La primera vez que supe de este bloguero fue con motivo de una entrevista concedida a Hernán Restrepo, gestor de contenidos de la Red Ética Segura de la FNPI. En ella afirmaba que la falta de objetividad y el mal uso del lenguaje caracterizan el periodismo deportivo: “No puede ser calificado de periodístico algo que abiertamente es parcial y servil hacia sus  fuentes”, decía en referencia a los periodistas que defienden a su equipo constantemente.

Estas ‘miradas’ profundas y críticas del profesor Rojas tienen a mi modo de ver un valor especial, si cabe, por el hecho de que a su experiencia académica -que debe garantizar un necesario  nivel teórico- une su práctica profesional en redacciones de diversos medios como Radio Nacional de España, Canal Sur Radio, Estadio Deportivo o Sports.com; andadura que completa en los departamentos de prensa de la Universidad Internacional Menéndez Pelayo en Sevilla o, a día de hoy, en la oficina del Portavoz de la Junta de Andalucía. Teoría y praxis hacen más agudo el ‘ojo clínico’ del profesor y lo convierten en un autor más que recomendable.  Los seguidores de este blog podrán comprobar que, en efecto, yo lo tengo entre mis páginas preferidas.

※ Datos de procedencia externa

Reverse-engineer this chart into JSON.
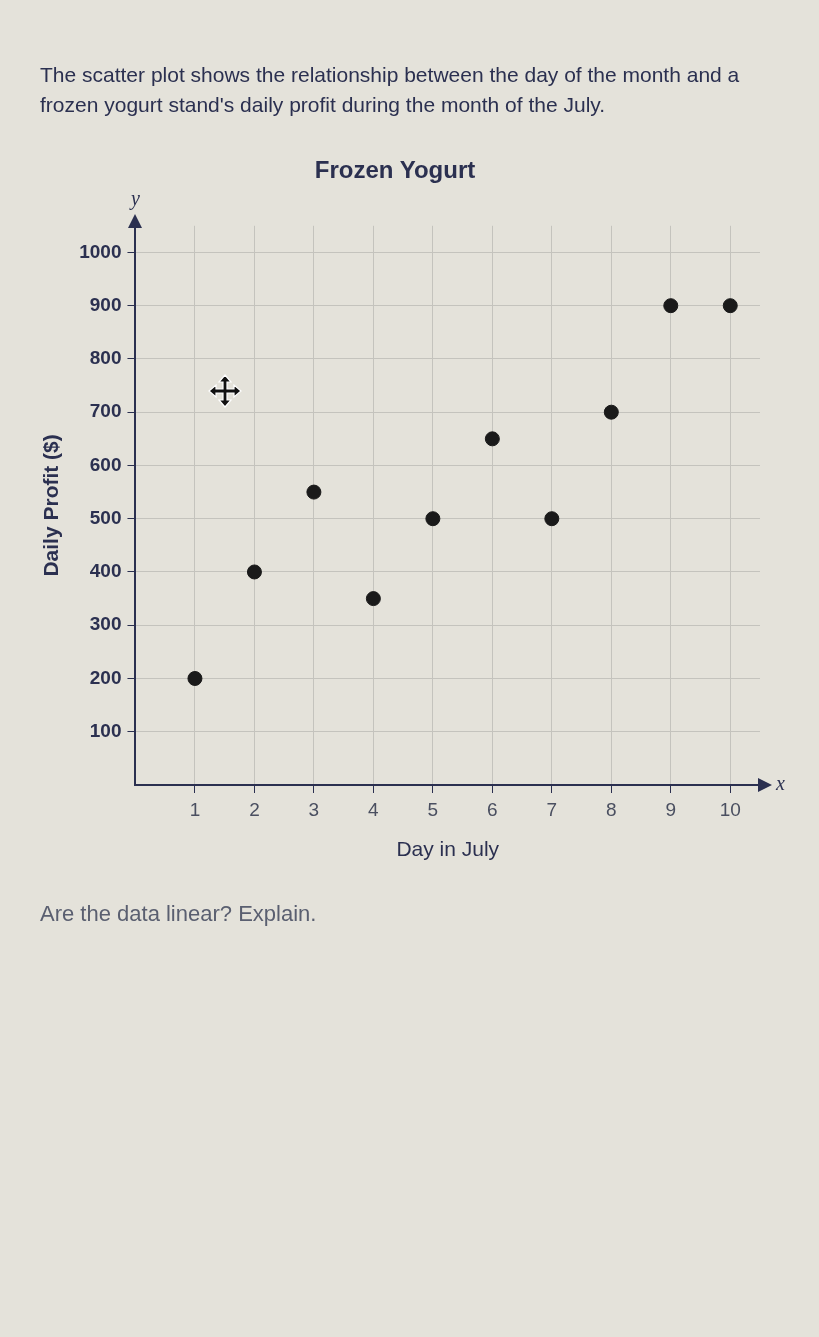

El título de referencia también se convirtió en materia de un ‘tuitdebate’ organizado por la Asociación de la Prensa de Madrid (APM) el 26 de septiembre de 2013. En él participaron muchos periodistas, algunos de ellos bien conocidos del gran público aficionado, como Miguel Ángel Méndez, Juanma Trueba, María Escario o mi admirado Ramón Trecet (de quien hablaremos pronto en otro post), entre otros muchos.  Debo decir que el debate me supo a poco, porque no se profundizó en la mayoría de los temas planteados. Sin embargo, parece un buen comienzo, que servirá de base para la reflexión a toda persona que sí esté interesada en llegar un poco más al fondo de la cuestión.

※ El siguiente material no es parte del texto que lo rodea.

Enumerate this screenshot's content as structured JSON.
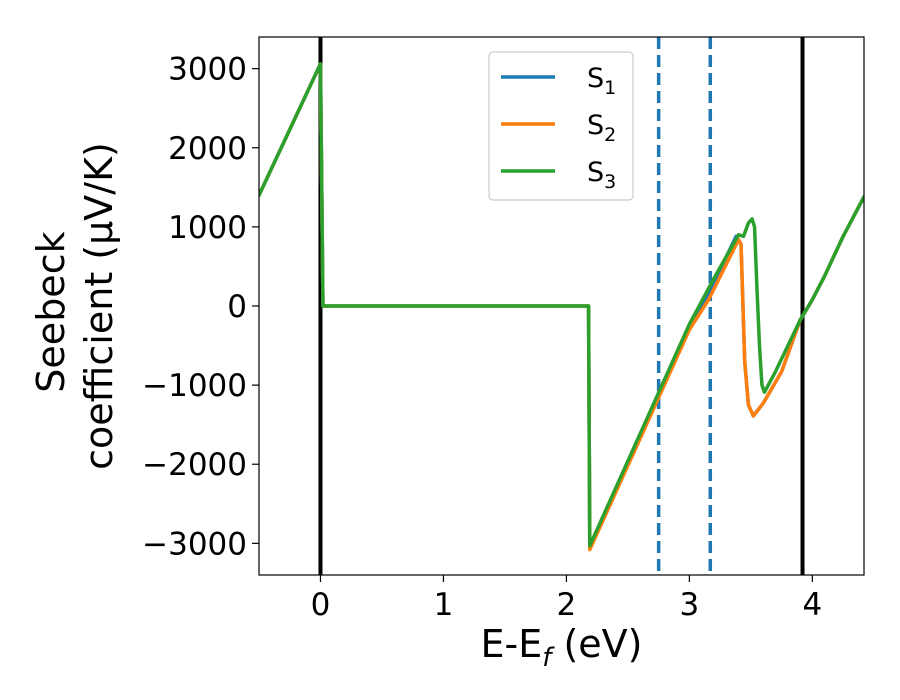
{
  "chart_data": {
    "type": "line",
    "xlabel": {
      "main": "E-E",
      "sub": "f",
      "suffix": " (eV)"
    },
    "ylabel": {
      "line1": "Seebeck",
      "line2": "coefficient  (μV/K)"
    },
    "xlim": [
      -0.5,
      4.42
    ],
    "ylim": [
      -3400,
      3400
    ],
    "xticks": [
      0,
      1,
      2,
      3,
      4
    ],
    "yticks": [
      -3000,
      -2000,
      -1000,
      0,
      1000,
      2000,
      3000
    ],
    "xtick_labels": [
      "0",
      "1",
      "2",
      "3",
      "4"
    ],
    "ytick_labels": [
      "−3000",
      "−2000",
      "−1000",
      "0",
      "1000",
      "2000",
      "3000"
    ],
    "grid": false,
    "legend_position": "top-center",
    "series": [
      {
        "name": "S",
        "sub": "1",
        "color": "#1f77b4",
        "points": [
          [
            -0.5,
            1400
          ],
          [
            0,
            3060
          ],
          [
            0.02,
            0
          ],
          [
            2.18,
            0
          ],
          [
            2.19,
            -3060
          ],
          [
            3.0,
            -260
          ],
          [
            3.15,
            140
          ],
          [
            3.38,
            880
          ],
          [
            3.42,
            780
          ],
          [
            3.45,
            -700
          ],
          [
            3.48,
            -1250
          ],
          [
            3.52,
            -1390
          ],
          [
            3.6,
            -1230
          ],
          [
            3.75,
            -830
          ],
          [
            3.9,
            -180
          ],
          [
            4.0,
            80
          ],
          [
            4.1,
            380
          ],
          [
            4.25,
            880
          ],
          [
            4.42,
            1380
          ]
        ]
      },
      {
        "name": "S",
        "sub": "2",
        "color": "#ff7f0e",
        "points": [
          [
            -0.5,
            1400
          ],
          [
            0,
            3060
          ],
          [
            0.02,
            0
          ],
          [
            2.18,
            0
          ],
          [
            2.19,
            -3080
          ],
          [
            3.0,
            -300
          ],
          [
            3.16,
            90
          ],
          [
            3.4,
            840
          ],
          [
            3.42,
            780
          ],
          [
            3.45,
            -700
          ],
          [
            3.48,
            -1250
          ],
          [
            3.52,
            -1390
          ],
          [
            3.6,
            -1230
          ],
          [
            3.75,
            -830
          ],
          [
            3.9,
            -180
          ],
          [
            4.0,
            80
          ],
          [
            4.1,
            380
          ],
          [
            4.25,
            880
          ],
          [
            4.42,
            1380
          ]
        ]
      },
      {
        "name": "S",
        "sub": "3",
        "color": "#2ca02c",
        "points": [
          [
            -0.5,
            1400
          ],
          [
            0,
            3060
          ],
          [
            0.02,
            0
          ],
          [
            2.18,
            0
          ],
          [
            2.19,
            -3030
          ],
          [
            3.0,
            -230
          ],
          [
            3.2,
            350
          ],
          [
            3.4,
            900
          ],
          [
            3.44,
            880
          ],
          [
            3.48,
            1050
          ],
          [
            3.51,
            1100
          ],
          [
            3.53,
            1000
          ],
          [
            3.55,
            200
          ],
          [
            3.57,
            -500
          ],
          [
            3.59,
            -1000
          ],
          [
            3.61,
            -1090
          ],
          [
            3.7,
            -830
          ],
          [
            3.9,
            -180
          ],
          [
            4.0,
            80
          ],
          [
            4.1,
            380
          ],
          [
            4.25,
            880
          ],
          [
            4.42,
            1380
          ]
        ]
      }
    ],
    "vlines": [
      {
        "x": 0.0,
        "color": "#000000",
        "style": "solid"
      },
      {
        "x": 3.92,
        "color": "#000000",
        "style": "solid"
      },
      {
        "x": 2.75,
        "color": "#1f77b4",
        "style": "dashed"
      },
      {
        "x": 3.17,
        "color": "#1f77b4",
        "style": "dashed"
      }
    ]
  }
}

Me gustó que algunos de los intervinientes hicieron autocrítica sobre el momento de la profesión, síntoma de que algunas prácticas no marchan por los derroteros que debieran y son manifiestamente mejorables. Se refirieron, en concreto, a crisis de credibilidad, a falta de independencia y a tendencia al sensacionalismo, entre otras preocupaciones.  Y así lo titulaba la Asociación de la Prensa de Alicante el 1 de octubre de 2013 en su web.

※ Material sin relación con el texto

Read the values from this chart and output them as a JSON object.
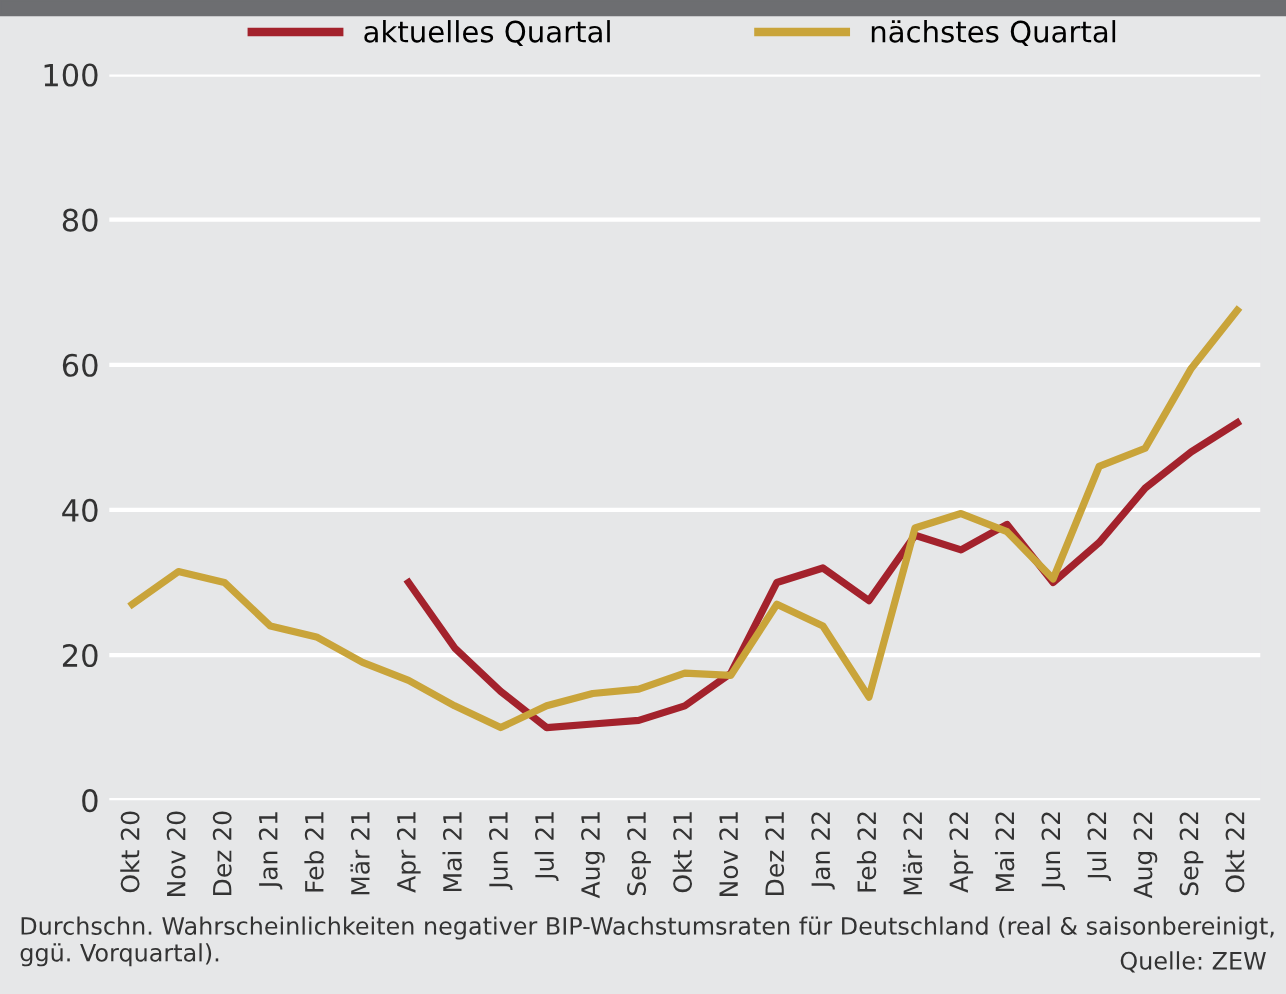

Lo dicho: estamos en el esperanzador inicio de un camino que debería llevarnos a mejorar la práctica periodística en el deporte. Y ojalá progresemos adecuadamente en este empeño, pues de ello dependerá en buena parte la capacidad de entender, juzgar y opinar al respecto por parte de los actores del sector y de los aficionados en general.

Como sabéis, la semana pasada se inauguraron en la ciudad rusa de Sochi los juegos paralímpicos de invierno. Y quisiera terminar esta entrada animando a la lectura de la Guía de Estilo para profesionales que tengan que informar de este evento, publicada por el profesor Rojas. La Guía, según él mismo nos cuenta, persigue dos objetivos: por un lado, dar a conocer de la manera más amplia posible la realidad del deporte adaptado y mejorar su imagen social; por otro, abordar adecuadamente estos contenidos mediante un uso respetuoso de los términos lingüísticos y de las imágenes en las noticias que concedan protagonismo al movimiento paralímpico y, por extensión, a todos los colectivos con discapacidad.

Dos objetivos bien nobles para una iniciativa que se me antoja oportuna y altamente interesante. Deberíamos leer la Guía pues nos puede ayudar (a todos) a ser un poco más sensibles con las personas disminuidas… aunque no seamos periodistas deportivos.